Un’eventuale revisione di carattere strutturale dell’ambito di applicazione degli ammortizzatori sociali oltre il lavoro subordinato richiede attente valutazioni di equità e coerenza interna al sistema del lavoro autonomo e non può prescindere dalla considerazione che il principio di tutela del lavoro in ogni sua forma ed applicazione (articolo 35 della Costituzione) non necessariamente impone una parificazione dei sistemi di protezione sociale per il lavoro autonomo e per il lavoro subordinato.

A monte c’è la questione se il sostegno al lavoro autonomo, più che sotto forma di sussidio o integrazione temporanea del reddito, non debba essere realizzato piuttosto mediante l’aiuto strutturale all’iniziativa economica e professionale, per promuovere la produzione di ricchezza e non soltanto redistribuirla. Anche per contrastare la caduta progressiva dell’ingresso dei giovani nel lavoro autonomo e professionale (evidenziato dal Rapporto sul mercato del lavoro 2020 del Cnel).

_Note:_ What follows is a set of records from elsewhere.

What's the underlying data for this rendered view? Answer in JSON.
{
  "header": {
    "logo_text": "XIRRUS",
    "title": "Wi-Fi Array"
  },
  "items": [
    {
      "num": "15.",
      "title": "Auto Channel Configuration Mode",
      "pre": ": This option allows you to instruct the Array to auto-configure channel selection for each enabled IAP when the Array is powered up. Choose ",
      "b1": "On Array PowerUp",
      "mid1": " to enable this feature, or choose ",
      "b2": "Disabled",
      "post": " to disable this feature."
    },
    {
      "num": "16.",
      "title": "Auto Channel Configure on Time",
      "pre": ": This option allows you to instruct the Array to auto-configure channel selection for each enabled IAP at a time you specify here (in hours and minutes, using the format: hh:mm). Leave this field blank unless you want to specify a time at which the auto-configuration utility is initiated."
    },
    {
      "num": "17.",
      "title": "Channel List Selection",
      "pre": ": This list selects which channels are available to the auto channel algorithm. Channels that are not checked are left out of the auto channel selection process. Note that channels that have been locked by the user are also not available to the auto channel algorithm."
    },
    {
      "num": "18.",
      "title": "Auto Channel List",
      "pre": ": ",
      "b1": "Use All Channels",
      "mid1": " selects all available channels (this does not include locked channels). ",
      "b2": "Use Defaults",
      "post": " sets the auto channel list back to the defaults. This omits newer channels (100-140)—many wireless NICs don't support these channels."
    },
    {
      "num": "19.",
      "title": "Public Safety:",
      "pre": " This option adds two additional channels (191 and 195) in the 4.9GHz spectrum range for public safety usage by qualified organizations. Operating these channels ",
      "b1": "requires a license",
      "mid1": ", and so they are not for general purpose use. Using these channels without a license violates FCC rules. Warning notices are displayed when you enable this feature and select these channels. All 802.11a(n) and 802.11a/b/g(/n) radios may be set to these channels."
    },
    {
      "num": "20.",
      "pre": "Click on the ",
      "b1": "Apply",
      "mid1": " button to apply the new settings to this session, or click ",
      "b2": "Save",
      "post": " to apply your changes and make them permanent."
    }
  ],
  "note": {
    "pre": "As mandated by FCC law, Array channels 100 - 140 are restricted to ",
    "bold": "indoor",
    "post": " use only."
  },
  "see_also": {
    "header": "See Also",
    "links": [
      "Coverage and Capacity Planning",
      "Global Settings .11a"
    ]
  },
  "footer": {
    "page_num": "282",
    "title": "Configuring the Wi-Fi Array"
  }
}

Se si vuole proseguire sulla strada della estensione degli ammortizzatori sociali al lavoro autonomo, però, non si può eludere in via preliminare la questione di come definire quella situazione di “debolezza” del lavoro autonomo che giustifica l’intervento dello Stato sociale (articolo 38 della Costituzione). Il concetto di dipendenza economica del lavoro autonomo non è ancora definito dalla legge. Mentre ad oggi è stato adottato il diverso criterio della debolezza contrattuale per estendere le tutele proprie del lavoro subordinato ai collaboratori eterorganizzati dal committente.

E poi non si può ragionare dell’estensione strutturale degli ammortizzatori senza affrontare il nodo del finanziamento della maggiore tutela che, per come è attualmente configurato il funzionamento del welfare italiano, nel medio lungo termine richiede ai giovani i sacrifici maggiori.